Combine that with the fact that he hits the ball harder than anyone not named Giancarlo Stanton, and his HR rate of 37.8/650 Pas would rise proportionately. Getting 3% more balls in the air, with a career HR/FB% of around one-third, means we could expect about four more home runs than the pace Judge was on, or 41-42 for the full season. Now, he’s projected for an average of three in about ten games by ZiPS and Steamer for the rest of the season, so it’s reasonable to conclude that the Yankees lost 12 home runs in the time Judge was out.

So the Yankees lost 12 home runs, but gained three from McCutchen and Robinson. That’s a net loss of nine home runs, and Tom Tango’s linear weights hold that a home run is worth about 1.65 runs, so the Yankees have missed out on 14.85 runs JUST off the loss of home run power. That alone is about a win and a half, which wouldn’t make that much difference in the division, but certainly would ease the anxiety around the wild card standings.

For Judge on a personal level, this power boost would put him at around 6.5 fWAR, which would be good enough for sixth in all of baseball at press time. That’s without incorporating Judge having his best baserunning and defensive season of his career so far. For a right fielder, a great defensive year – think Mookie Betts, always – adds about two wins. Judge was having a good defensive year, probably worth about one win over 150 games. Prorating that to the 40 he’s missed gives you about a quarter of a win, and the baserunning prorated would be another tenth of a win. All of a sudden, Judge would be knocking on the door of a seven-win season, and a good, healthy September stretch run would give him ashot at a second straight eight-win season.

For context sake, here is a list of all the players who have started their careers with two straight eight-win seasons:

Mike Trout, 2012-2013

Benny Kauf, 1913-1914

Joe Jackson, 1911-1912

That’s it. Judge could have joined one of the most exclusive clubs in baseball had he never been hit in July, and we’ll always be left wondering what if.

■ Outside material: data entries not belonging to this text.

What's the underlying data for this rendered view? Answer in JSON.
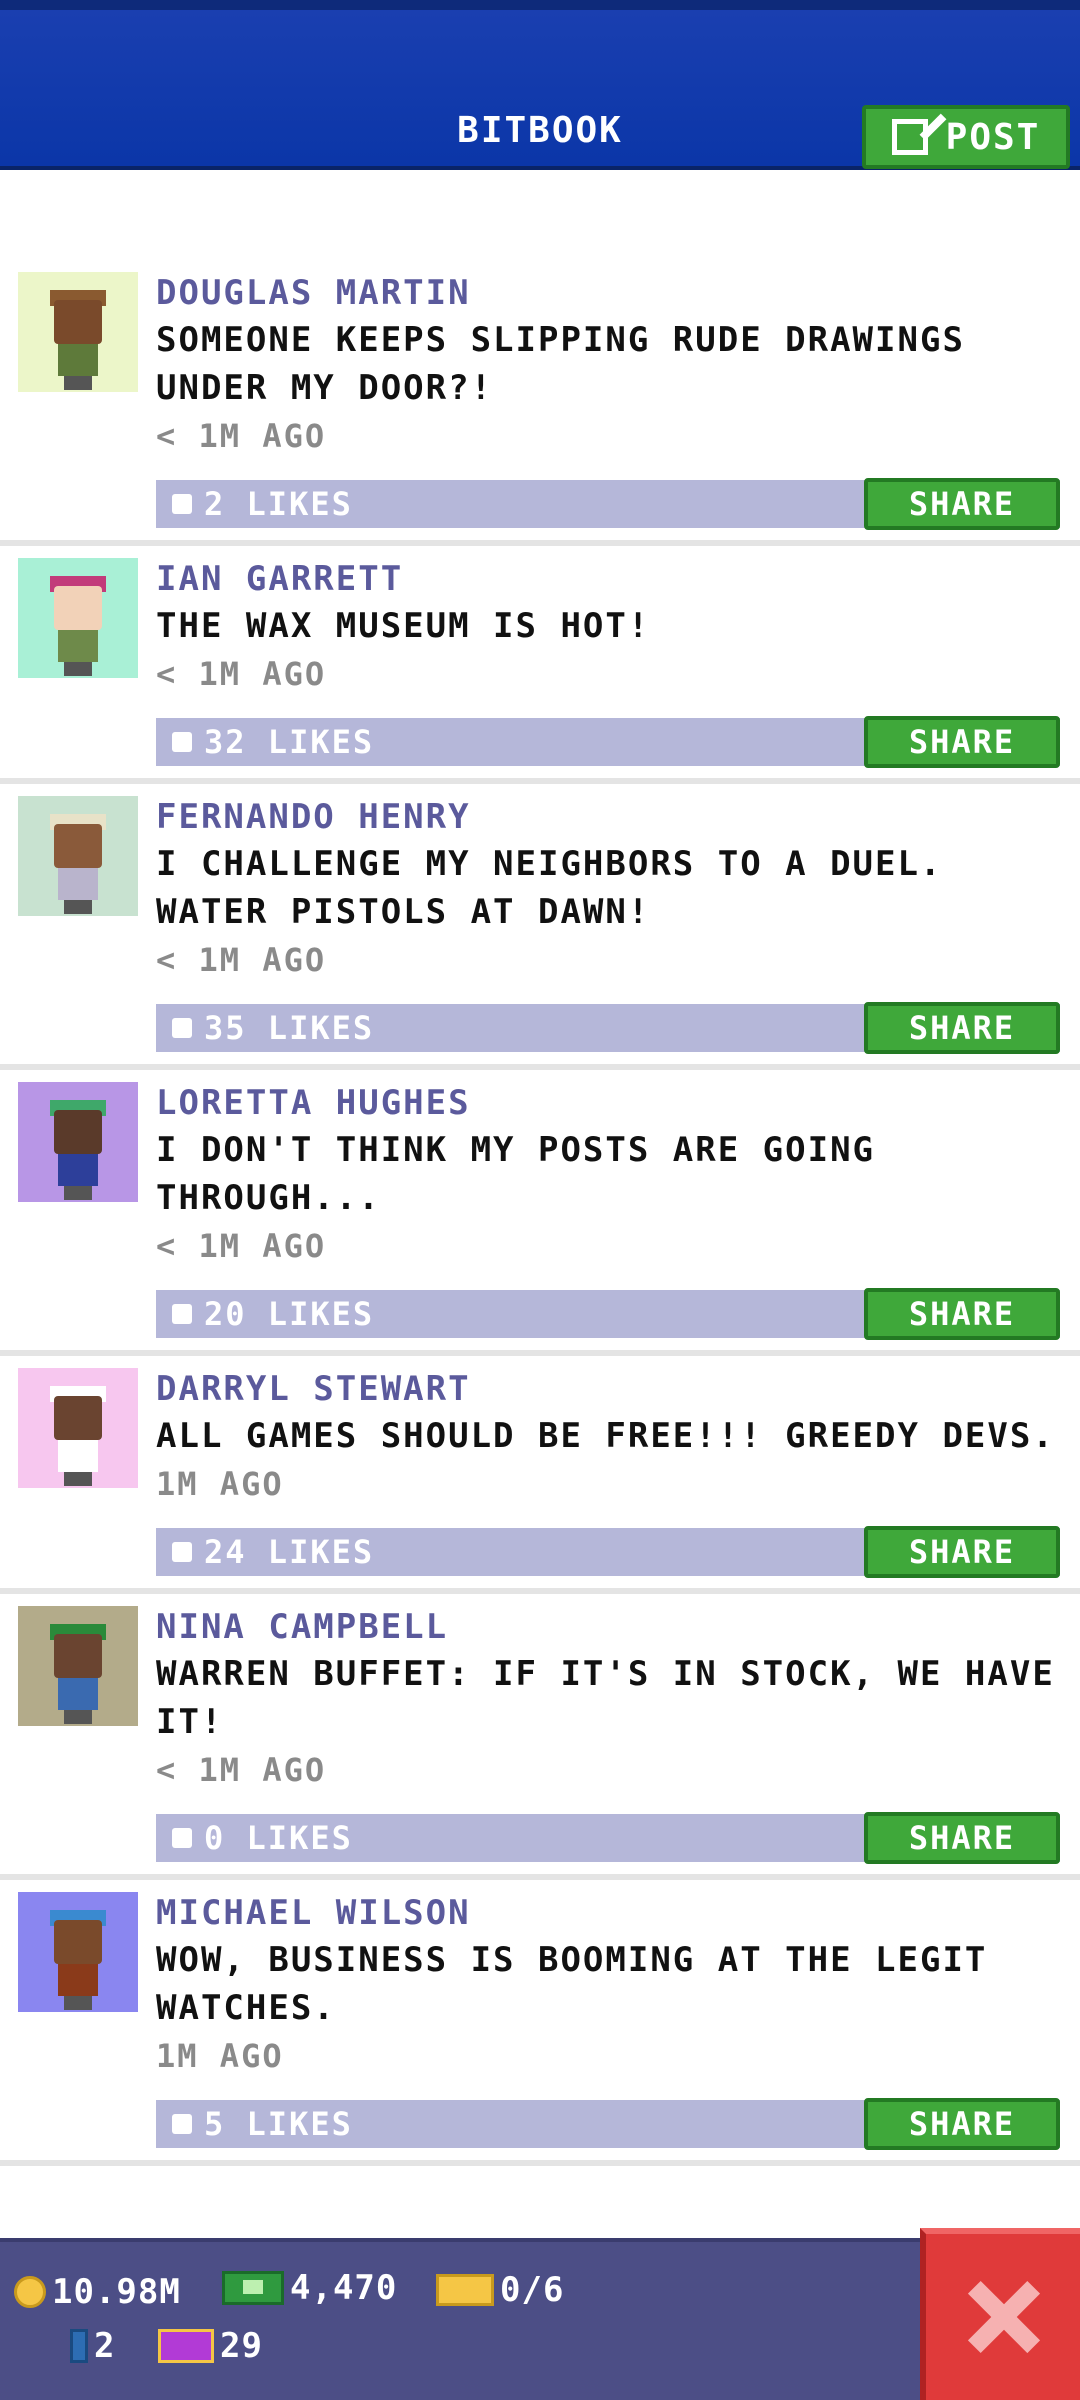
{
  "header": {
    "title": "BITBOOK",
    "post_label": "POST"
  },
  "posts": [
    {
      "name": "DOUGLAS MARTIN",
      "message": "SOMEONE KEEPS SLIPPING RUDE DRAWINGS UNDER MY DOOR?!",
      "time": "< 1M AGO",
      "likes": "2 LIKES",
      "share": "SHARE",
      "avatar": {
        "bg": "#ecf6c9",
        "skin": "#7a4a2b",
        "hair": "#8a5a30",
        "shirt": "#5e7a3a"
      }
    },
    {
      "name": "IAN GARRETT",
      "message": "THE WAX MUSEUM IS HOT!",
      "time": "< 1M AGO",
      "likes": "32 LIKES",
      "share": "SHARE",
      "avatar": {
        "bg": "#a9f0d6",
        "skin": "#f2d2b8",
        "hair": "#c23b7a",
        "shirt": "#6e8a4a"
      }
    },
    {
      "name": "FERNANDO HENRY",
      "message": "I CHALLENGE MY NEIGHBORS TO A DUEL. WATER PISTOLS AT DAWN!",
      "time": "< 1M AGO",
      "likes": "35 LIKES",
      "share": "SHARE",
      "avatar": {
        "bg": "#c8e2d0",
        "skin": "#8a5a3a",
        "hair": "#e8e2c8",
        "shirt": "#b9b4cc"
      }
    },
    {
      "name": "LORETTA HUGHES",
      "message": "I DON'T THINK MY POSTS ARE GOING THROUGH...",
      "time": "< 1M AGO",
      "likes": "20 LIKES",
      "share": "SHARE",
      "avatar": {
        "bg": "#b896e6",
        "skin": "#5a3a2a",
        "hair": "#3fa86a",
        "shirt": "#2d3f9a"
      }
    },
    {
      "name": "DARRYL STEWART",
      "message": "ALL GAMES SHOULD BE FREE!!! GREEDY DEVS.",
      "time": "1M AGO",
      "likes": "24 LIKES",
      "share": "SHARE",
      "avatar": {
        "bg": "#f7c7ef",
        "skin": "#6a4430",
        "hair": "#ffffff",
        "shirt": "#ffffff"
      }
    },
    {
      "name": "NINA CAMPBELL",
      "message": "WARREN BUFFET: IF IT'S IN STOCK, WE HAVE IT!",
      "time": "< 1M AGO",
      "likes": "0 LIKES",
      "share": "SHARE",
      "avatar": {
        "bg": "#b3ab8a",
        "skin": "#6a4430",
        "hair": "#2a8a3a",
        "shirt": "#3a6ab0"
      }
    },
    {
      "name": "MICHAEL WILSON",
      "message": "WOW, BUSINESS IS BOOMING AT THE LEGIT WATCHES.",
      "time": "1M AGO",
      "likes": "5 LIKES",
      "share": "SHARE",
      "avatar": {
        "bg": "#8a86f0",
        "skin": "#7a4a2b",
        "hair": "#3a8ad0",
        "shirt": "#8a3a1a"
      }
    }
  ],
  "status": {
    "coins": "10.98M",
    "bux": "4,470",
    "tickets": "0/6",
    "bitizens": "2",
    "vip": "29"
  },
  "colors": {
    "header_bg": "#0b36a8",
    "name": "#5b5a9c",
    "likes_bar": "#b5b7d9",
    "share_green": "#3fa83a",
    "bottom_bar": "#4c4e86",
    "close_red": "#e03a3a"
  }
}
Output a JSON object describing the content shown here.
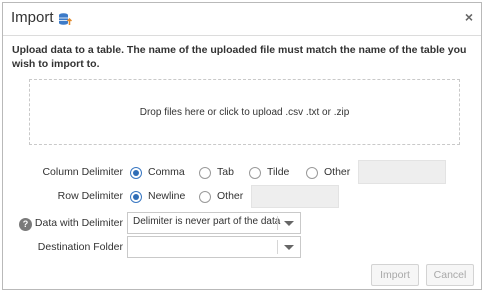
{
  "dialog": {
    "title": "Import",
    "close_symbol": "×",
    "description": "Upload data to a table. The name of the uploaded file must match the name of the table you wish to import to.",
    "dropzone_text": "Drop files here or click to upload .csv .txt or .zip"
  },
  "column_delimiter": {
    "label": "Column Delimiter",
    "options": [
      "Comma",
      "Tab",
      "Tilde",
      "Other"
    ],
    "selected": "Comma",
    "other_value": ""
  },
  "row_delimiter": {
    "label": "Row Delimiter",
    "options": [
      "Newline",
      "Other"
    ],
    "selected": "Newline",
    "other_value": ""
  },
  "data_with_delimiter": {
    "label": "Data with Delimiter",
    "value": "Delimiter is never part of the data",
    "help_icon": "question-icon"
  },
  "destination_folder": {
    "label": "Destination Folder",
    "value": ""
  },
  "buttons": {
    "import": "Import",
    "cancel": "Cancel"
  },
  "colors": {
    "accent": "#2f6db6",
    "disabled_text": "#a8a8a8",
    "field_disabled_bg": "#eeeeee"
  }
}
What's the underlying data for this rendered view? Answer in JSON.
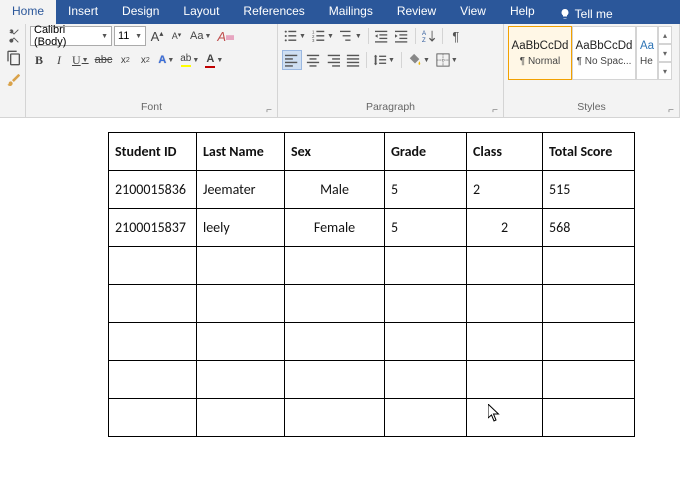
{
  "tabs": {
    "home": "Home",
    "insert": "Insert",
    "design": "Design",
    "layout": "Layout",
    "references": "References",
    "mailings": "Mailings",
    "review": "Review",
    "view": "View",
    "help": "Help",
    "tellme": "Tell me"
  },
  "ribbon": {
    "font": {
      "name": "Calibri (Body)",
      "size": "11",
      "label": "Font"
    },
    "paragraph": {
      "label": "Paragraph"
    },
    "styles": {
      "label": "Styles",
      "preview": "AaBbCcDd",
      "preview2": "AaBbCcDd",
      "preview3": "Aa",
      "n1": "¶ Normal",
      "n2": "¶ No Spac...",
      "n3": "He"
    }
  },
  "table": {
    "headers": [
      "Student ID",
      "Last Name",
      "Sex",
      "Grade",
      "Class",
      "Total Score"
    ],
    "rows": [
      [
        "2100015836",
        "Jeemater",
        "Male",
        "5",
        "2",
        "515"
      ],
      [
        "2100015837",
        "leely",
        "Female",
        "5",
        "2",
        "568"
      ],
      [
        "",
        "",
        "",
        "",
        "",
        ""
      ],
      [
        "",
        "",
        "",
        "",
        "",
        ""
      ],
      [
        "",
        "",
        "",
        "",
        "",
        ""
      ],
      [
        "",
        "",
        "",
        "",
        "",
        ""
      ],
      [
        "",
        "",
        "",
        "",
        "",
        ""
      ]
    ]
  }
}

So to sum up, the Yankees have probably lost somewhere between one and a half and two wins already with no Aaron Judge. Depending on his actual return, and how long it takes him to get back to normal, that could balloon to closer to three wins. It may not end up mattering in the long run, but being up five or six games over the Athletics instead of two or three would make me feel a lot better personally.

There’s also the loss of what could have been a historic start to a career. Judge isn’t going to get to that eight-win threshold this year, but save for an errant inside fastball, he could have. Yankee fans were robbed of a chance at seeing something that’s only been done one time since the dead ball era, and that sucks. All we can hope for now is that Judge’s recovery finishes up, he returns to the lineup, and the Yankees get their MVP back.